Si certains membres de l'AIE, comme la Corée du Sud, la Grande-Bretagne et le Japon, ont contribué à cette libération, l'agence elle-même s'est abstenue car elle ne voyait pas de perturbation majeure de l'approvisionnement à traiter à ce moment-là.
Après l'invasion de la Russie, cependant, les pays membres de l'AIE ont jugé bon d'organiser une libération coordonnée.

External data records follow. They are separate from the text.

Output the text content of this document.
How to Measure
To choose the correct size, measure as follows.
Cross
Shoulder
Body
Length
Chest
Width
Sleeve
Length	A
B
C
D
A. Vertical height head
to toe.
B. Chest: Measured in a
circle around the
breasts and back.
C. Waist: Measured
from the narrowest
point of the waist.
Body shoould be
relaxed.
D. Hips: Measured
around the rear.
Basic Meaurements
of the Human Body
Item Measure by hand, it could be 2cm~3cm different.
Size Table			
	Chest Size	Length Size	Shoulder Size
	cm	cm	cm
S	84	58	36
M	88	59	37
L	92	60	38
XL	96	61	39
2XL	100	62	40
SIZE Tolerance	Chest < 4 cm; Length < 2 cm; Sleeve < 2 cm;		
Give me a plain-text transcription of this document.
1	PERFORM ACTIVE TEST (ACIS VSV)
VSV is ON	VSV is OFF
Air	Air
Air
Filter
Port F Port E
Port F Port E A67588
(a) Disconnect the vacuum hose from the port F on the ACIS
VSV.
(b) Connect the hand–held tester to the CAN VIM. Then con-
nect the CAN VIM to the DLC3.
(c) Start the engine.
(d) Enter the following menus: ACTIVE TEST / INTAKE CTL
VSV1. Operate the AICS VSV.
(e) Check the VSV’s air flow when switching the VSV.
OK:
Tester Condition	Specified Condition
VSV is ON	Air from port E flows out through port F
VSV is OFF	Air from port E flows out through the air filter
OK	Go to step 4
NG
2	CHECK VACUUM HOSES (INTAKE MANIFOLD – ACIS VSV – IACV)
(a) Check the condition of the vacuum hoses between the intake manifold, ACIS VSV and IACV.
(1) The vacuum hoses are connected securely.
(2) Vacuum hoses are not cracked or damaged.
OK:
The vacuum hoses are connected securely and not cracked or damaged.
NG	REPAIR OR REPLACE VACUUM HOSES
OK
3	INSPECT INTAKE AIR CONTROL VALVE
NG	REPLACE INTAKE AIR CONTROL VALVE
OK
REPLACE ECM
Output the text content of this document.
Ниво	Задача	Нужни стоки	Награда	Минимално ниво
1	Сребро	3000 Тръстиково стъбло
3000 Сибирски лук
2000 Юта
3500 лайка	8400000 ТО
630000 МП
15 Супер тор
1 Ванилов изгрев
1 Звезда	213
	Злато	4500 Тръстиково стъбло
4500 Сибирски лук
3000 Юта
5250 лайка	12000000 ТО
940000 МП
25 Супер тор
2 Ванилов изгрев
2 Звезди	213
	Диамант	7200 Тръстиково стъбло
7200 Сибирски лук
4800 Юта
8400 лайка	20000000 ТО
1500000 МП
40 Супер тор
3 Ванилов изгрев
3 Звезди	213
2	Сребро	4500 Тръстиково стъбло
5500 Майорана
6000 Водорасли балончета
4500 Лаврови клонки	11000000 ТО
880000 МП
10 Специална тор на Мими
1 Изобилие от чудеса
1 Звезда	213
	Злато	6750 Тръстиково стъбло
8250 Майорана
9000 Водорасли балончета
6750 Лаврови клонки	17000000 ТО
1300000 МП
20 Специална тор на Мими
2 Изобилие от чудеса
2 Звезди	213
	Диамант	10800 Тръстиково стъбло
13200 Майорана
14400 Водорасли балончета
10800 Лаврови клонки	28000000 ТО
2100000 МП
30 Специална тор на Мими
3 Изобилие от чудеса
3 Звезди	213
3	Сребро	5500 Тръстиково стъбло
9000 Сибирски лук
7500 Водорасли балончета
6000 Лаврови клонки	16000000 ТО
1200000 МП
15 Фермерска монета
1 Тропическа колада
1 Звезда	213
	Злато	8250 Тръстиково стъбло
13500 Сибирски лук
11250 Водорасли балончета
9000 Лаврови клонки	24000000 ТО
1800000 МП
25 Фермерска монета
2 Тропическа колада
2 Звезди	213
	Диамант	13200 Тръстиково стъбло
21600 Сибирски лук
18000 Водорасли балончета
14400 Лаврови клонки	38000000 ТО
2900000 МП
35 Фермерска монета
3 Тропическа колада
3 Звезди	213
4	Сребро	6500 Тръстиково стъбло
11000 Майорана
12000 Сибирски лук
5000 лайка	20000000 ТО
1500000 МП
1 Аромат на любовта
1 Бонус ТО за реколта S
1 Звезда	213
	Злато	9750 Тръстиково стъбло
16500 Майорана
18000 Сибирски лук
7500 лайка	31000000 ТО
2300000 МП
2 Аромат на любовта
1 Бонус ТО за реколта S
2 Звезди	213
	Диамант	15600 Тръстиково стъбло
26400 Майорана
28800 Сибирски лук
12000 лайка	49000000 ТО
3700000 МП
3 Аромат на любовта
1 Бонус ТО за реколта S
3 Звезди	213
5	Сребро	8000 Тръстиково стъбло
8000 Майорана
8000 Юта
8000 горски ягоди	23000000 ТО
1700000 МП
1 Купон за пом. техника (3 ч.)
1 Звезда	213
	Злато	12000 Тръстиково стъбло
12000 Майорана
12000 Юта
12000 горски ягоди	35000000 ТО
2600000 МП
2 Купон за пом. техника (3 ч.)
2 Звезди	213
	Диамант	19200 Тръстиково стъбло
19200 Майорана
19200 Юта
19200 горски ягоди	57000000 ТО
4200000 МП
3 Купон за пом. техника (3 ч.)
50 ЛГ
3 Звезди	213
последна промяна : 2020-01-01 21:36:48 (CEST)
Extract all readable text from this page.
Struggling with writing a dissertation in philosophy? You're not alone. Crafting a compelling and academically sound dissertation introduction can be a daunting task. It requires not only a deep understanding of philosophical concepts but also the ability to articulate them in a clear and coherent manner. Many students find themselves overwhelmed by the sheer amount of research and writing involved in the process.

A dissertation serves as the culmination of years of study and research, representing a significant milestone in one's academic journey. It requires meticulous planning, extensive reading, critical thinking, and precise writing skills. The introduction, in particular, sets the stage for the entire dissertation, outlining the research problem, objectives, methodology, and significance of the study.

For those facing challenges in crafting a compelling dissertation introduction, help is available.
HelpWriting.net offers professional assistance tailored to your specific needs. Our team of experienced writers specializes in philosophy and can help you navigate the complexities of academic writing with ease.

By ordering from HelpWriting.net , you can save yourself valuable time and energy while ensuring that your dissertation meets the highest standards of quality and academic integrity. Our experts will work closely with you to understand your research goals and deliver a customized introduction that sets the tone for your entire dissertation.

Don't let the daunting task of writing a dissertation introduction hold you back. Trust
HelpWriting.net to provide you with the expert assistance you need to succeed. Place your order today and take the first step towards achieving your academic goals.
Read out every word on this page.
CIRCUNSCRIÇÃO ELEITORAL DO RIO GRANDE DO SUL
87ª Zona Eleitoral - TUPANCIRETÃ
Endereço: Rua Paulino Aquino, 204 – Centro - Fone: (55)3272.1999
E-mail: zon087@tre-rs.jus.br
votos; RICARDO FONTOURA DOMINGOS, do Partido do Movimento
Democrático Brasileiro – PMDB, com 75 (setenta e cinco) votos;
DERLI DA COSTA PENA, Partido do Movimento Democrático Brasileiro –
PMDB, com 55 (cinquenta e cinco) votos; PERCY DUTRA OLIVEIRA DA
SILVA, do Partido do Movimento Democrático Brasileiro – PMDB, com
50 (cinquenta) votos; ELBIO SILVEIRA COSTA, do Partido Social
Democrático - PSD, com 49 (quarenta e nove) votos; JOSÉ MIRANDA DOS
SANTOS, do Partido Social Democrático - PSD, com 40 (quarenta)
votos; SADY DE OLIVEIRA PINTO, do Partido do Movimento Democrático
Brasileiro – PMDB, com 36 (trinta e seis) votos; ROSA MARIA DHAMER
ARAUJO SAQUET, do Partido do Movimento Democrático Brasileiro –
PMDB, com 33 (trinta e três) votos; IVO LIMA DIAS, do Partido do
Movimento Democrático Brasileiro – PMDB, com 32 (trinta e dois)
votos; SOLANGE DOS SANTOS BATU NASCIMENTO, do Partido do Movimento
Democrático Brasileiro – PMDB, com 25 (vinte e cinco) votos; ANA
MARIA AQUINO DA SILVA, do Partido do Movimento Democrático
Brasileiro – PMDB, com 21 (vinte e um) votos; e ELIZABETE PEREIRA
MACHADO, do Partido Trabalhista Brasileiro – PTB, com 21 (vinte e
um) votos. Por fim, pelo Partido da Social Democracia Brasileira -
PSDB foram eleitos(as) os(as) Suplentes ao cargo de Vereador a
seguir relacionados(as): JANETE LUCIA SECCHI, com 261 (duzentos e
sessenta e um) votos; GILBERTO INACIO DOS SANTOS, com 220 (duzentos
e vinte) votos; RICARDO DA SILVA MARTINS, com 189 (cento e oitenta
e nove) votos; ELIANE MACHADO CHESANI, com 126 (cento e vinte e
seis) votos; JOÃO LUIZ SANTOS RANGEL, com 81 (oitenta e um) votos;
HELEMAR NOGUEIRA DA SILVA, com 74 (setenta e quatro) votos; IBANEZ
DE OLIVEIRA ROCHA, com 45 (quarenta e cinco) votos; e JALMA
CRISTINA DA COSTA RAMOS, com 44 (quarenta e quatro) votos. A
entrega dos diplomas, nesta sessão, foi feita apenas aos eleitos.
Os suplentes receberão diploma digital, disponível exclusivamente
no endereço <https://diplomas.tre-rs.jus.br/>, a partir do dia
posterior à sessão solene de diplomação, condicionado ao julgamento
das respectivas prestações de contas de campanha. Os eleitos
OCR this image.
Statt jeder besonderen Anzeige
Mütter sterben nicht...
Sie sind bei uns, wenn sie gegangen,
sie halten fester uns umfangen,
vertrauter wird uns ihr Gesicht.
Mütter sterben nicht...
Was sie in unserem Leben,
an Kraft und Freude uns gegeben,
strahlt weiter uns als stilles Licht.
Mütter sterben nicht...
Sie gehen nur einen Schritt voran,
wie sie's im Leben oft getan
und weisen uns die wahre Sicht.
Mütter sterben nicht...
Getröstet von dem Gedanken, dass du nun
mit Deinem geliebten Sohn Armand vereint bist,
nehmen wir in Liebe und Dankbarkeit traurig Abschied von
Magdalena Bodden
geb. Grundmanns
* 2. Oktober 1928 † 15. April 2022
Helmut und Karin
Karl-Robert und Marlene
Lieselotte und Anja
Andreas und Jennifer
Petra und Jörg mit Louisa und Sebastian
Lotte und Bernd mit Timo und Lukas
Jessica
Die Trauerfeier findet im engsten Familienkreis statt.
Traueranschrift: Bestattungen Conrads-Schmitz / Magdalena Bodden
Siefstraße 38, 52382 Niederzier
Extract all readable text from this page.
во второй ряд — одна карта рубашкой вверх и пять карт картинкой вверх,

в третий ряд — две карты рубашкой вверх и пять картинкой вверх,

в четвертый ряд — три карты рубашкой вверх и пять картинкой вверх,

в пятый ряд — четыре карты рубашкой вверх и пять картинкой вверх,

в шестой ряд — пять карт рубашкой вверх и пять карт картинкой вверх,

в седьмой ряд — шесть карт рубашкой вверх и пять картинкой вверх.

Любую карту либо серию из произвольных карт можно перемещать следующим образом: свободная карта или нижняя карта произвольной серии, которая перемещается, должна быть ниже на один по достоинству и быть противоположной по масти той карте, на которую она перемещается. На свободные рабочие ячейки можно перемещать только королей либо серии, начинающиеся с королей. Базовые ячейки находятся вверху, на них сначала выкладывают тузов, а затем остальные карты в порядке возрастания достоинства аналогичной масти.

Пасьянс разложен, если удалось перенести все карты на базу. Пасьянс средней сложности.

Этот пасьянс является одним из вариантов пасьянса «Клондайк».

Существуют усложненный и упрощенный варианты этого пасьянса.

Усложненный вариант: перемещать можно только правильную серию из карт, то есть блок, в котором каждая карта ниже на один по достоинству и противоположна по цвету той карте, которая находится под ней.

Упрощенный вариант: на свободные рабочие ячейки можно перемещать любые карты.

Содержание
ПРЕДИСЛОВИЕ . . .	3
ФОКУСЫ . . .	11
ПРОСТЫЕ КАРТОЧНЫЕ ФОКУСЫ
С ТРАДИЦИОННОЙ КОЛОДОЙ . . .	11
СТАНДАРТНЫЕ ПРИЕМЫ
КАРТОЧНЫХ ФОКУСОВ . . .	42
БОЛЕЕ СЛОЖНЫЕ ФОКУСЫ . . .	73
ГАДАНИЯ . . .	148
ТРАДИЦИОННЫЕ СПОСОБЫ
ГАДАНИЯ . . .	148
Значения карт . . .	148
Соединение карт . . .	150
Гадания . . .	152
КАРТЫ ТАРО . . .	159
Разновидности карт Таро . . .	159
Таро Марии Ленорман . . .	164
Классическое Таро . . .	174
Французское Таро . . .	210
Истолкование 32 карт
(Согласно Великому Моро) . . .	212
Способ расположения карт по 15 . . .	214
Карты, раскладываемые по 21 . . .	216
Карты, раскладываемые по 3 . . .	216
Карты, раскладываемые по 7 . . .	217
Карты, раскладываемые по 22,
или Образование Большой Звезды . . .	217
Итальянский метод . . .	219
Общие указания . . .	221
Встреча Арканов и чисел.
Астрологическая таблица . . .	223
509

Le 1er mars, ils ont annoncé une libération de 60 millions de barils - dont la moitié en provenance des États-Unis - pour contrer les perturbations probables de l'approvisionnement en provenance de Russie, l'un des principaux producteurs mondiaux de pétrole et de gaz.
⤵ CRITIQUES INTÉRIEURES
Les prix record de l'essence aux États-Unis sont considérés comme une vulnérabilité majeure pour le parti démocrate de M. Biden à l'approche des élections de mi-mandat en novembre.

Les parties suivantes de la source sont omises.